Six shameful aspects of Britain’s past


Britain was a key player in the slave trade, with almost half a million slaves in British colonies by the 1790s. And British ships transported up to three million people into slavery in the Americas between 1562 and 1807.


Up to one million people died in sectarian violence after the border between India and Pakistan was created in 1947. The divide - along religious lines - resulted in more than 14 million people being forced to move. Muslims left India for Pakistan, and Hindus and Sikhs fled their homes in Pakistan to go to India.

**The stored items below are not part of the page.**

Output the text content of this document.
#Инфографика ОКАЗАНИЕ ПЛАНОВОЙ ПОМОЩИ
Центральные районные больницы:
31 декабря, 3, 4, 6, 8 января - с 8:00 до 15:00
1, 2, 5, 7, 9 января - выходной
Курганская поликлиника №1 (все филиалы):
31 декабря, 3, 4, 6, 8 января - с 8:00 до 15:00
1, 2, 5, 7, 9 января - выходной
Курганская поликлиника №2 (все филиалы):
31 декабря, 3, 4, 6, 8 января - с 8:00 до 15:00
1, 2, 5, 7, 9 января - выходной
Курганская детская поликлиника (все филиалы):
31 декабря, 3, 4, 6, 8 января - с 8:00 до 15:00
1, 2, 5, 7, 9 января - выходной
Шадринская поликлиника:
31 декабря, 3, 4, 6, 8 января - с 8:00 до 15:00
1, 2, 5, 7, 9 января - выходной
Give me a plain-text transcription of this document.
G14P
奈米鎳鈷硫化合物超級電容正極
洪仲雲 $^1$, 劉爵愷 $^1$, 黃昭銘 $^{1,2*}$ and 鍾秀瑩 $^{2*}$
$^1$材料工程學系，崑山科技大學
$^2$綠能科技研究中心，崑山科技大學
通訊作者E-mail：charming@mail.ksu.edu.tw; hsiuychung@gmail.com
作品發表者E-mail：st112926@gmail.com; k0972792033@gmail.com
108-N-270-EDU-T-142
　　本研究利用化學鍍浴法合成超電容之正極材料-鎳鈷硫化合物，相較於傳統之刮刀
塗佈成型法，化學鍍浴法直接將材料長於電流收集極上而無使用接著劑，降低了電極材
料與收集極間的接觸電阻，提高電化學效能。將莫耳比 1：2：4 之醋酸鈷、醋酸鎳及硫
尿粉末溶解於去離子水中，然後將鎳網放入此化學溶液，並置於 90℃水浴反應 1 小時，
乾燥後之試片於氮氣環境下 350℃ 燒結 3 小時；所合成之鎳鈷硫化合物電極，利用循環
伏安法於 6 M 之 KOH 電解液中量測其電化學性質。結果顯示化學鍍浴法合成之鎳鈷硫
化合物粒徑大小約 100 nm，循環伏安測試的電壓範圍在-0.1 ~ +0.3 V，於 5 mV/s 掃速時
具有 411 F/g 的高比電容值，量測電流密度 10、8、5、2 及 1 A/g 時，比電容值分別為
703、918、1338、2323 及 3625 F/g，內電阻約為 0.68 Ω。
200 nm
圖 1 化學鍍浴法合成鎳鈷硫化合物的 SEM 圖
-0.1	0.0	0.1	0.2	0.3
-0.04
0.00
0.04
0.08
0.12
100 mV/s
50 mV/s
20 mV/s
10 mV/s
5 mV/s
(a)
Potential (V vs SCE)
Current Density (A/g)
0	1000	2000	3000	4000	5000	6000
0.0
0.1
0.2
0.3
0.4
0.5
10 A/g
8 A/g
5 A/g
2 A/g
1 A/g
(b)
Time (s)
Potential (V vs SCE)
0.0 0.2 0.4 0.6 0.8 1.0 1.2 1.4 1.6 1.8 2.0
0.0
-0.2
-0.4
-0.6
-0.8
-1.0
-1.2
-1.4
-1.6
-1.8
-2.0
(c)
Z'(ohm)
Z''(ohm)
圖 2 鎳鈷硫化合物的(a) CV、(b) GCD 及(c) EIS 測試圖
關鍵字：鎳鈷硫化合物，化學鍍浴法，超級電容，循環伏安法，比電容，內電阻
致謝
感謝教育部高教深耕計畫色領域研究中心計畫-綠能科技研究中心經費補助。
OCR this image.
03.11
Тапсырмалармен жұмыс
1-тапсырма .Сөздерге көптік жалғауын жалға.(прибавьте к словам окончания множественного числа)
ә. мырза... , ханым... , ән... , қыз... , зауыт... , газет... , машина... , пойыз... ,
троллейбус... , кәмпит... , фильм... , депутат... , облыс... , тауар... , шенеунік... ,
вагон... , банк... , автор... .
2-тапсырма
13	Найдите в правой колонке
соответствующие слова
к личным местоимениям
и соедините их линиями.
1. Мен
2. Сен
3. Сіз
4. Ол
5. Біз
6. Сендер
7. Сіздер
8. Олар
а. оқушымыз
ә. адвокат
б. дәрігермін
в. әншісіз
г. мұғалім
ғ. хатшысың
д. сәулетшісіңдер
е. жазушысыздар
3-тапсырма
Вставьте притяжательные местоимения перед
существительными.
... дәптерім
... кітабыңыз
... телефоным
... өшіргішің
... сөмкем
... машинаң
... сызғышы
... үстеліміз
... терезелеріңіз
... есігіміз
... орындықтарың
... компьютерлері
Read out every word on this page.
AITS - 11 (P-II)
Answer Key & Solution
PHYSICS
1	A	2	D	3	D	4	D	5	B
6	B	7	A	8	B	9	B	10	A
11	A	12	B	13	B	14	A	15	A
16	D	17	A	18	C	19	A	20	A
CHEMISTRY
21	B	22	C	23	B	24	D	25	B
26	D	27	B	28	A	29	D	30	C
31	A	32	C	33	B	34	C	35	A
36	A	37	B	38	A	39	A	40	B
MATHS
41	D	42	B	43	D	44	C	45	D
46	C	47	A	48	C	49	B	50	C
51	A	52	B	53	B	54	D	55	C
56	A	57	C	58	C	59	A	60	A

Thousands of Kenyans were beaten, sexually assaulted or raped by British colonial forces during the Mau Mau Uprising in the 1950s. Between 20,000 and 100,000 Kenyans died during the uprising. And in 2013 the British Government paid around £20 million to settle claims made by more than 5,000 Mau Mau veterans.


Up to 29 million died of starvation in India during British rule, while millions of tons of wheat were exported to Britain. In 1943, up to four million Bengalis starved to death after Winston Churchill diverted food to British soldiers and countries such as Greece, despite there being a famine in Bengal at the time. 

Concentration camps

More than 100,000 people were imprisoned in camps during the Boer War in the 19th century. Almost 30,000 Boers died in the overcrowded camps, as well as an unknown number of Africans.


A crowd demonstrating against British rule in Amritsar, India, in April 1919 were fired upon by Gurkha soldiers under the orders of Brigadier Reginald Dyer. Between 379 and 1,000 protesters were killed and another 1,100 injured within 10 minutes. The shooting only stopped when the soldiers ran out of bullets.